The case turned on the interpretation of “dwelling” under section 38 of the LTA 1985.
The Unit was originally a Victorian convent which was converted into units in 1987. It consisted of a suite of rooms including a kitchen and shower room. It was let on a 999 year lease, which specified the permitted use as “offices (and ancillary residential use)”. Separately, the lease obliged the tenant “not at any time to use the Demised Premises … [for residential purposes or as sleeping accommodation]”. The Unit was currently used for storage.

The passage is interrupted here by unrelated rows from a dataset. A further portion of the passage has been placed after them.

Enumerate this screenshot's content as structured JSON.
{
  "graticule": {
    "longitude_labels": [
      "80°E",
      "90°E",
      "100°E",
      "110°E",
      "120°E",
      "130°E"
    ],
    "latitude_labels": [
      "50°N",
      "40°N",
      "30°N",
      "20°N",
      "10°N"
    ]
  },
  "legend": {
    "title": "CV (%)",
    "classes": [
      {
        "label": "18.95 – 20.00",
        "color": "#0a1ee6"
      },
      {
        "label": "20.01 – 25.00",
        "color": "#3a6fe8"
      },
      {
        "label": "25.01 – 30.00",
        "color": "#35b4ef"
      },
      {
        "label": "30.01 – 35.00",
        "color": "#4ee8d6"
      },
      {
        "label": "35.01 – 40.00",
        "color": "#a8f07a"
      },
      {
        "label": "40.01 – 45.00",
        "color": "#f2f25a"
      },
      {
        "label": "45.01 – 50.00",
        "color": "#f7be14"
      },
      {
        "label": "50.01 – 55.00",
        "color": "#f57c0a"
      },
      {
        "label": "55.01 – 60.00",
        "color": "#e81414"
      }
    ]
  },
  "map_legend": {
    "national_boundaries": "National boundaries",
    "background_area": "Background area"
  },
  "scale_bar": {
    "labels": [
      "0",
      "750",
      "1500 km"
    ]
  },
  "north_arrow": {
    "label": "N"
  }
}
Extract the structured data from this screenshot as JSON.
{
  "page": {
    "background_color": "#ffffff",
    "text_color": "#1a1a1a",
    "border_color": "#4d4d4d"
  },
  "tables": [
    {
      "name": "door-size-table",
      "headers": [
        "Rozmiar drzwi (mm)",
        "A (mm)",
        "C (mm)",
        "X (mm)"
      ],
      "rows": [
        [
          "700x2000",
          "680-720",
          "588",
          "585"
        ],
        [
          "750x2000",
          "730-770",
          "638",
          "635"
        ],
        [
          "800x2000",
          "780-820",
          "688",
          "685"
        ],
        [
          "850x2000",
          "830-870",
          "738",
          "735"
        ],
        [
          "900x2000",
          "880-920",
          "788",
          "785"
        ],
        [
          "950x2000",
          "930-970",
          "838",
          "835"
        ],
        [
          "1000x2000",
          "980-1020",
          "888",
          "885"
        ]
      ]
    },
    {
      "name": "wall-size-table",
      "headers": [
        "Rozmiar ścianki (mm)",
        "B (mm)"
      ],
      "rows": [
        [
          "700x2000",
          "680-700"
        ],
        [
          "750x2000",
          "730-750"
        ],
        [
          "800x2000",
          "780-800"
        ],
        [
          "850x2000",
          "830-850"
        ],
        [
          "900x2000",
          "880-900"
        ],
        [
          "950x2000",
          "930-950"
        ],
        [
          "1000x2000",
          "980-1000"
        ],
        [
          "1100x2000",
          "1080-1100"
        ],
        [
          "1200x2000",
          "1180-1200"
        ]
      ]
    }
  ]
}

The County Court concluded that the Unit fell within the definition of a “dwelling” in section 38 of the LTA 1985 and referred the case back to the First-tier Tribunal (“FTT”) to determine the service charge recoverability. The landlord appealed, arguing that sections 18 to 30 of the LTA 1985 do not apply to mixed-use premises.
The Court of Appeal dismissed the appeal. Lewison LJ, giving the leading judgment, noted that sections 18 to 30 of the LTA 1985 originally applied only to flats that were “occupied wholly or mainly as a private dwelling”. However, following amendments made by the Landlord and Tenant Act 1987, the protections in sections 18 to 30 were extended to any “dwelling”, defined (in section 38) as “a building or part of a building occupied or intended to be occupied as a separate dwelling”. The definition of dwelling in section 38 contained no requirement that occupation as a dwelling should be the main or whole form of occupation.

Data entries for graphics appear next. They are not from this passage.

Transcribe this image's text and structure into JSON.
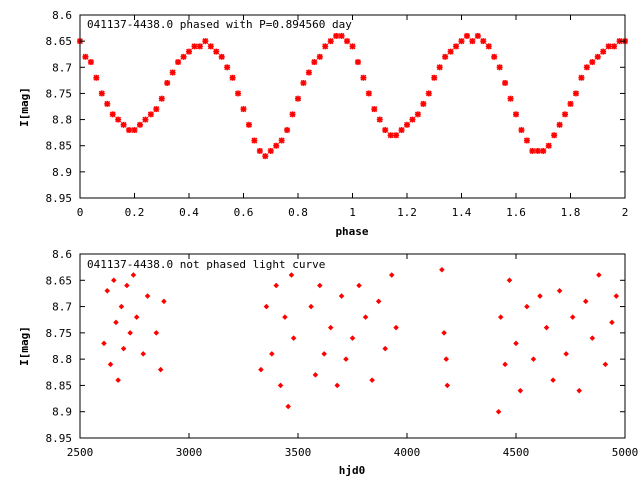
{
  "chart_data": [
    {
      "type": "scatter",
      "title": "041137-4438.0 phased with P=0.894560 day",
      "xlabel": "phase",
      "ylabel": "I[mag]",
      "xlim": [
        0,
        2
      ],
      "ylim": [
        8.95,
        8.6
      ],
      "y_inverted": true,
      "x_ticks": [
        "0",
        "0.2",
        "0.4",
        "0.6",
        "0.8",
        "1",
        "1.2",
        "1.4",
        "1.6",
        "1.8",
        "2"
      ],
      "y_ticks": [
        "8.6",
        "8.65",
        "8.7",
        "8.75",
        "8.8",
        "8.85",
        "8.9",
        "8.95"
      ],
      "marker": "star",
      "color": "#ff0000",
      "series": [
        {
          "x": [
            0.0,
            0.02,
            0.04,
            0.06,
            0.08,
            0.1,
            0.12,
            0.14,
            0.16,
            0.18,
            0.2,
            0.22,
            0.24,
            0.26,
            0.28,
            0.3,
            0.32,
            0.34,
            0.36,
            0.38,
            0.4,
            0.42,
            0.44,
            0.46,
            0.48,
            0.5,
            0.52,
            0.54,
            0.56,
            0.58,
            0.6,
            0.62,
            0.64,
            0.66,
            0.68,
            0.7,
            0.72,
            0.74,
            0.76,
            0.78,
            0.8,
            0.82,
            0.84,
            0.86,
            0.88,
            0.9,
            0.92,
            0.94,
            0.96,
            0.98,
            1.0,
            1.02,
            1.04,
            1.06,
            1.08,
            1.1,
            1.12,
            1.14,
            1.16,
            1.18,
            1.2,
            1.22,
            1.24,
            1.26,
            1.28,
            1.3,
            1.32,
            1.34,
            1.36,
            1.38,
            1.4,
            1.42,
            1.44,
            1.46,
            1.48,
            1.5,
            1.52,
            1.54,
            1.56,
            1.58,
            1.6,
            1.62,
            1.64,
            1.66,
            1.68,
            1.7,
            1.72,
            1.74,
            1.76,
            1.78,
            1.8,
            1.82,
            1.84,
            1.86,
            1.88,
            1.9,
            1.92,
            1.94,
            1.96,
            1.98,
            2.0
          ],
          "y": [
            8.65,
            8.68,
            8.69,
            8.72,
            8.75,
            8.77,
            8.79,
            8.8,
            8.81,
            8.82,
            8.82,
            8.81,
            8.8,
            8.79,
            8.78,
            8.76,
            8.73,
            8.71,
            8.69,
            8.68,
            8.67,
            8.66,
            8.66,
            8.65,
            8.66,
            8.67,
            8.68,
            8.7,
            8.72,
            8.75,
            8.78,
            8.81,
            8.84,
            8.86,
            8.87,
            8.86,
            8.85,
            8.84,
            8.82,
            8.79,
            8.76,
            8.73,
            8.71,
            8.69,
            8.68,
            8.66,
            8.65,
            8.64,
            8.64,
            8.65,
            8.66,
            8.69,
            8.72,
            8.75,
            8.78,
            8.8,
            8.82,
            8.83,
            8.83,
            8.82,
            8.81,
            8.8,
            8.79,
            8.77,
            8.75,
            8.72,
            8.7,
            8.68,
            8.67,
            8.66,
            8.65,
            8.64,
            8.65,
            8.64,
            8.65,
            8.66,
            8.68,
            8.7,
            8.73,
            8.76,
            8.79,
            8.82,
            8.84,
            8.86,
            8.86,
            8.86,
            8.85,
            8.83,
            8.81,
            8.79,
            8.77,
            8.75,
            8.72,
            8.7,
            8.69,
            8.68,
            8.67,
            8.66,
            8.66,
            8.65,
            8.65
          ]
        }
      ]
    },
    {
      "type": "scatter",
      "title": "041137-4438.0 not phased light curve",
      "xlabel": "hjd0",
      "ylabel": "I[mag]",
      "xlim": [
        2500,
        5000
      ],
      "ylim": [
        8.95,
        8.6
      ],
      "y_inverted": true,
      "x_ticks": [
        "2500",
        "3000",
        "3500",
        "4000",
        "4500",
        "5000"
      ],
      "y_ticks": [
        "8.6",
        "8.65",
        "8.7",
        "8.75",
        "8.8",
        "8.85",
        "8.9",
        "8.95"
      ],
      "marker": "diamond",
      "color": "#ff0000",
      "series": [
        {
          "x": [
            2610,
            2625,
            2640,
            2655,
            2665,
            2675,
            2690,
            2700,
            2715,
            2730,
            2745,
            2760,
            2790,
            2810,
            2850,
            2870,
            2885,
            3330,
            3355,
            3380,
            3400,
            3420,
            3440,
            3455,
            3470,
            3480,
            3560,
            3580,
            3600,
            3620,
            3650,
            3680,
            3700,
            3720,
            3750,
            3780,
            3810,
            3840,
            3870,
            3900,
            3930,
            3950,
            4160,
            4170,
            4180,
            4185,
            4420,
            4430,
            4450,
            4470,
            4500,
            4520,
            4550,
            4580,
            4610,
            4640,
            4670,
            4700,
            4730,
            4760,
            4790,
            4820,
            4850,
            4880,
            4910,
            4940,
            4960
          ],
          "y": [
            8.77,
            8.67,
            8.81,
            8.65,
            8.73,
            8.84,
            8.7,
            8.78,
            8.66,
            8.75,
            8.64,
            8.72,
            8.79,
            8.68,
            8.75,
            8.82,
            8.69,
            8.82,
            8.7,
            8.79,
            8.66,
            8.85,
            8.72,
            8.89,
            8.64,
            8.76,
            8.7,
            8.83,
            8.66,
            8.79,
            8.74,
            8.85,
            8.68,
            8.8,
            8.76,
            8.66,
            8.72,
            8.84,
            8.69,
            8.78,
            8.64,
            8.74,
            8.63,
            8.75,
            8.8,
            8.85,
            8.9,
            8.72,
            8.81,
            8.65,
            8.77,
            8.86,
            8.7,
            8.8,
            8.68,
            8.74,
            8.84,
            8.67,
            8.79,
            8.72,
            8.86,
            8.69,
            8.76,
            8.64,
            8.81,
            8.73,
            8.68
          ]
        }
      ]
    }
  ]
}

The Court of Appeal held that if Parliament intended to exclude mixed-use premises from the definition of “dwelling”, it would have done so expressly (as it had elsewhere in the LTA 1985). It was also clear from previous case law that a mixed-use property could be a dwelling.

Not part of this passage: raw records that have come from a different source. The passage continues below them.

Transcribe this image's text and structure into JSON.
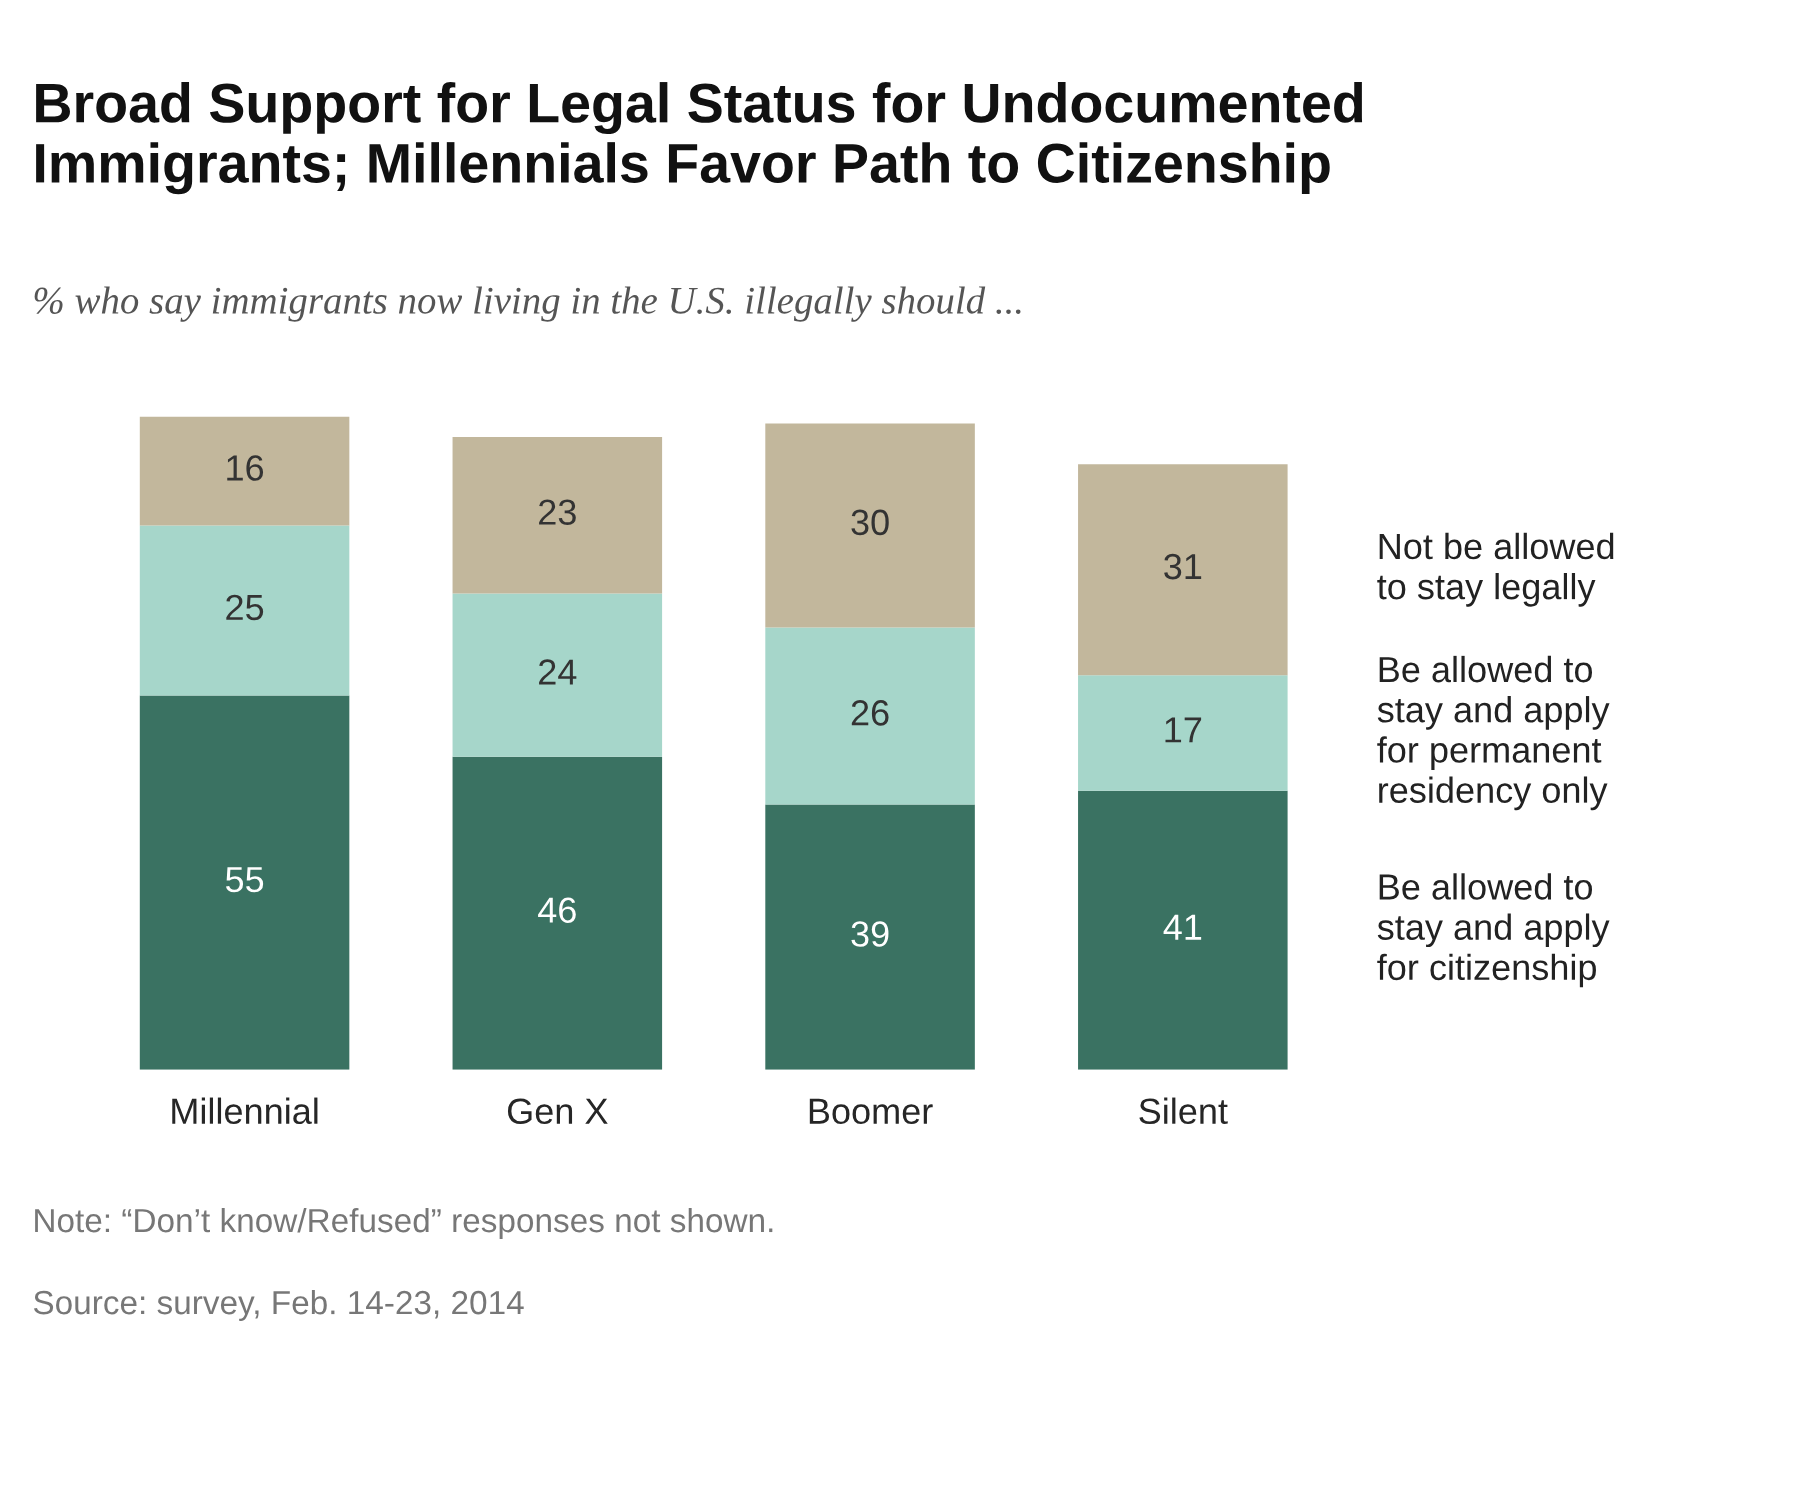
{
  "chart_data": {
    "type": "bar",
    "stacked": true,
    "title": "Broad Support for Legal Status for Undocumented\nImmigrants; Millennials Favor Path to Citizenship",
    "subtitle": "% who say immigrants now living in the U.S. illegally should ...",
    "categories": [
      "Millennial",
      "Gen X",
      "Boomer",
      "Silent"
    ],
    "series": [
      {
        "name": "Be allowed to\nstay and apply\nfor citizenship",
        "color": "#3a7262",
        "values": [
          55,
          46,
          39,
          41
        ]
      },
      {
        "name": "Be allowed to\nstay and apply\nfor permanent\nresidency only",
        "color": "#a6d6ca",
        "values": [
          25,
          24,
          26,
          17
        ]
      },
      {
        "name": "Not be allowed\nto stay legally",
        "color": "#c2b79c",
        "values": [
          16,
          23,
          30,
          31
        ]
      }
    ],
    "tick_labels": "x",
    "data_labels": true,
    "grid": false,
    "annotations": [
      "Note: “Don’t know/Refused” responses not shown.",
      "Source: survey, Feb. 14-23, 2014"
    ]
  }
}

In this case, the lease of the Unit expressly permitted ancillary residential use. The restrictions on residential use elsewhere in the lease were subsidiary, likely intended to prevent use solely for residential purposes. The fact that the residential use had to be ancillary to the office use did not preclude the Unit from being a dwelling (Vickery v Martin [1944] KB 679 ). The leaseholders of the Unit were therefore entitled to the protections in sections 18 to 30 of the LTA 1985.
This case confirms that any degree of permitted residential use can activate the residential statutory service charge regime, even in premises that appear predominantly commercial. Landlords will need to focus on both the current use of the property and the use the lease permits and to be aware that the tenant may be able to apply to the FTT for a determination on the reasonableness of the service charge.